8. Insufficient access controls

Insufficient access controls occur when access controls or authentication mechanisms are not properly implemented, allowing unauthorised users to interact with the LLM and potentially exploit vulnerabilities.

Failing to enforce strict authentication requirements for accessing the LLM, inadequate role-based access control (RBAC) implementation allowing users to perform actions beyond their intended permissions, and failing to provide proper access controls for LLM-generated content and actions are all common examples, OWASP said.

An attack example is a malicious actor gaining unauthorised access to an LLM because of weak authentication mechanisms, allowing them to exploit vulnerabilities or manipulate the system, OWASP said.
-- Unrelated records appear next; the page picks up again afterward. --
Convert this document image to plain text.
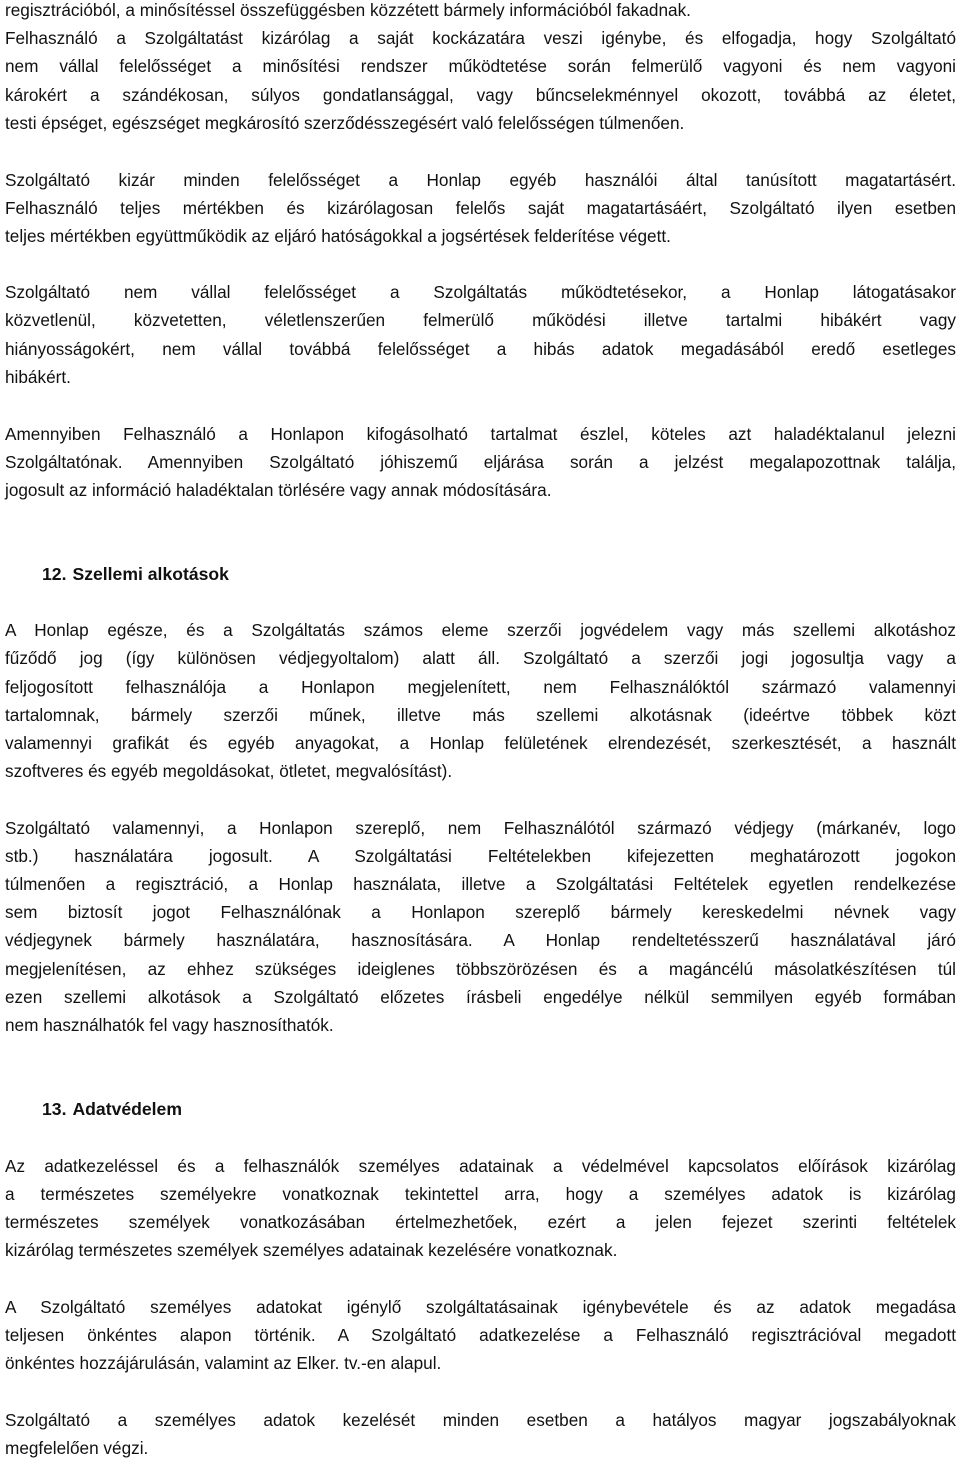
regisztrációból, a minősítéssel összefüggésben közzétett bármely információból fakadnak.
Felhasználó a Szolgáltatást kizárólag a saját kockázatára veszi igénybe, és elfogadja, hogy Szolgáltató
nem vállal felelősséget a minősítési rendszer működtetése során felmerülő vagyoni és nem vagyoni
károkért a szándékosan, súlyos gondatlansággal, vagy bűncselekménnyel okozott, továbbá az életet,
testi épséget, egészséget megkárosító szerződésszegésért való felelősségen túlmenően.
Szolgáltató kizár minden felelősséget a Honlap egyéb használói által tanúsított magatartásért.
Felhasználó teljes mértékben és kizárólagosan felelős saját magatartásáért, Szolgáltató ilyen esetben
teljes mértékben együttműködik az eljáró hatóságokkal a jogsértések felderítése végett.
Szolgáltató nem vállal felelősséget a Szolgáltatás működtetésekor, a Honlap látogatásakor
közvetlenül, közvetetten, véletlenszerűen felmerülő működési illetve tartalmi hibákért vagy
hiányosságokért, nem vállal továbbá felelősséget a hibás adatok megadásából eredő esetleges
hibákért.
Amennyiben Felhasználó a Honlapon kifogásolható tartalmat észlel, köteles azt haladéktalanul jelezni
Szolgáltatónak. Amennyiben Szolgáltató jóhiszemű eljárása során a jelzést megalapozottnak találja,
jogosult az információ haladéktalan törlésére vagy annak módosítására.
12. Szellemi alkotások
A Honlap egésze, és a Szolgáltatás számos eleme szerzői jogvédelem vagy más szellemi alkotáshoz
fűződő jog (így különösen védjegyoltalom) alatt áll. Szolgáltató a szerzői jogi jogosultja vagy a
feljogosított felhasználója a Honlapon megjelenített, nem Felhasználóktól származó valamennyi
tartalomnak, bármely szerzői műnek, illetve más szellemi alkotásnak (ideértve többek közt
valamennyi grafikát és egyéb anyagokat, a Honlap felületének elrendezését, szerkesztését, a használt
szoftveres és egyéb megoldásokat, ötletet, megvalósítást).
Szolgáltató valamennyi, a Honlapon szereplő, nem Felhasználótól származó védjegy (márkanév, logo
stb.) használatára jogosult. A Szolgáltatási Feltételekben kifejezetten meghatározott jogokon
túlmenően a regisztráció, a Honlap használata, illetve a Szolgáltatási Feltételek egyetlen rendelkezése
sem biztosít jogot Felhasználónak a Honlapon szereplő bármely kereskedelmi névnek vagy
védjegynek bármely használatára, hasznosítására. A Honlap rendeltetésszerű használatával járó
megjelenítésen, az ehhez szükséges ideiglenes többszörözésen és a magáncélú másolatkészítésen túl
ezen szellemi alkotások a Szolgáltató előzetes írásbeli engedélye nélkül semmilyen egyéb formában
nem használhatók fel vagy hasznosíthatók.
13. Adatvédelem
Az adatkezeléssel és a felhasználók személyes adatainak a védelmével kapcsolatos előírások kizárólag
a természetes személyekre vonatkoznak tekintettel arra, hogy a személyes adatok is kizárólag
természetes személyek vonatkozásában értelmezhetőek, ezért a jelen fejezet szerinti feltételek
kizárólag természetes személyek személyes adatainak kezelésére vonatkoznak.
A Szolgáltató személyes adatokat igénylő szolgáltatásainak igénybevétele és az adatok megadása
teljesen önkéntes alapon történik. A Szolgáltató adatkezelése a Felhasználó regisztrációval megadott
önkéntes hozzájárulásán, valamint az Elker. tv.-en alapul.
Szolgáltató a személyes adatok kezelését minden esetben a hatályos magyar jogszabályoknak
megfelelően végzi.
Preventative measures include:

  • Implement strong authentication mechanisms, such as multifactor authentication (MFA), to ensure that only authorised users can access the LLM.
  • Implement proper access controls for content and actions generated by the LLM to prevent unauthorised access or manipulation.

9. Improper error handling

Improper error handling occurs when error messages or debugging information are exposed in a way that could reveal sensitive information, system details, or potential attack vectors to a threat actor.
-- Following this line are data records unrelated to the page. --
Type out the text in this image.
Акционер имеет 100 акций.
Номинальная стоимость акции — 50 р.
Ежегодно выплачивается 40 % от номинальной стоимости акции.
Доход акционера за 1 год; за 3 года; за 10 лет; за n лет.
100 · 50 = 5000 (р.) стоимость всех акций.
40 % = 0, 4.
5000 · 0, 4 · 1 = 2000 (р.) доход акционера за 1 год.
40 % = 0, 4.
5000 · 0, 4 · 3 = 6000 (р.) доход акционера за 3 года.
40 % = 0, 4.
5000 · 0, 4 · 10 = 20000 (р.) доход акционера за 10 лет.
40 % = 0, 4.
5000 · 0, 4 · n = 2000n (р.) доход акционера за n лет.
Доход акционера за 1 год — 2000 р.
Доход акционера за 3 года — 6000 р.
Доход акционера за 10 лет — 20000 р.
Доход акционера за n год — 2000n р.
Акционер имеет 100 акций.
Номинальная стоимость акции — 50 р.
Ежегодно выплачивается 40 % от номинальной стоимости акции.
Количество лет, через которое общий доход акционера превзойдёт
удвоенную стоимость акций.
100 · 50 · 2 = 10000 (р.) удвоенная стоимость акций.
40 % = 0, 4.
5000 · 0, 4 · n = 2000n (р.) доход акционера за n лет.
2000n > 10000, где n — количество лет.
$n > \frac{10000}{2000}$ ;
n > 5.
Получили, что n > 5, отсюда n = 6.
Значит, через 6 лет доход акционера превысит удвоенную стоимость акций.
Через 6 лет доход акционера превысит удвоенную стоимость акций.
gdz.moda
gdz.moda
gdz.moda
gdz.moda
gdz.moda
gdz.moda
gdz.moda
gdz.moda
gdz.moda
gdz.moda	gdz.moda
Common error handling vulnerabilities include exposing sensitive information or system details through error messages, leaking debugging information that could help an attacker identify potential vulnerabilities or attack vectors, and failing to handle errors gracefully, potentially causing unexpected behaviour or system crashes.

For example, an attacker could exploit an LLM’s error messages to gather sensitive information or system details, enabling them to launch a targeted attack or exploit known vulnerabilities.

Alternatively, a developer could accidentally leave debugging information exposed in production, allowing an attacker to identify potential attack vectors or vulnerabilities in the system, according to OWASP. Such risks can be mitigated by these actions:

  • Implement proper error handling mechanisms to ensure that errors are caught, logged, and handled.
  • Ensure that error messages and debugging information do not reveal sensitive information or system details. Consider using generic error messages for users, while logging detailed error information for developers and administrators.

10. Training data poisoning

Training data poisoning is when an attacker manipulates the training data or fine-tuning procedures of an LLM to introduce vulnerabilities, backdoors, or biases that could compromise the model’s security, effectiveness, or ethical behaviour, OWASP wrote.

Common training data poisoning issues include introducing backdoors or vulnerabilities into the LLM through maliciously manipulated training data and injecting biases into the LLM causing it to produce biased or inappropriate responses.

These actions can help prevent this risk:

  • Ensure the integrity of the training data by obtaining it from trusted sources and validating its quality.
  • Implement robust data sanitization and preprocessing techniques to remove potential vulnerabilities or biases from the training data.
  • Use monitoring and alerting mechanisms to detect unusual behaviour or performance issues in the LLM, potentially indicating training data poisoning.

Security leaders/teams, organisations responsible for secure use of LLMs

Security leaders/teams and their organisations are responsible for ensuring the secure use of generative AI chat interfaces that use LLMs, experts agree.

“Security and legal teams should be collaborating to find the best path forward for their organisations to tap into the capabilities of these technologies without compromising intellectual property or security,” Chaim Mazal, CSO at Gigamon, recently told CSO.

AI-powered chatbots need regular updates to remain effective against threats and human oversight is essential to ensure LLMs function correctly, added Joshua Kaiser, AI technology executive and CEO at Tovie AI. 

“Additionally, LLMs need contextual understanding to provide accurate responses and catch any security issues and should be tested and evaluated regularly to identify potential weaknesses or vulnerabilities.”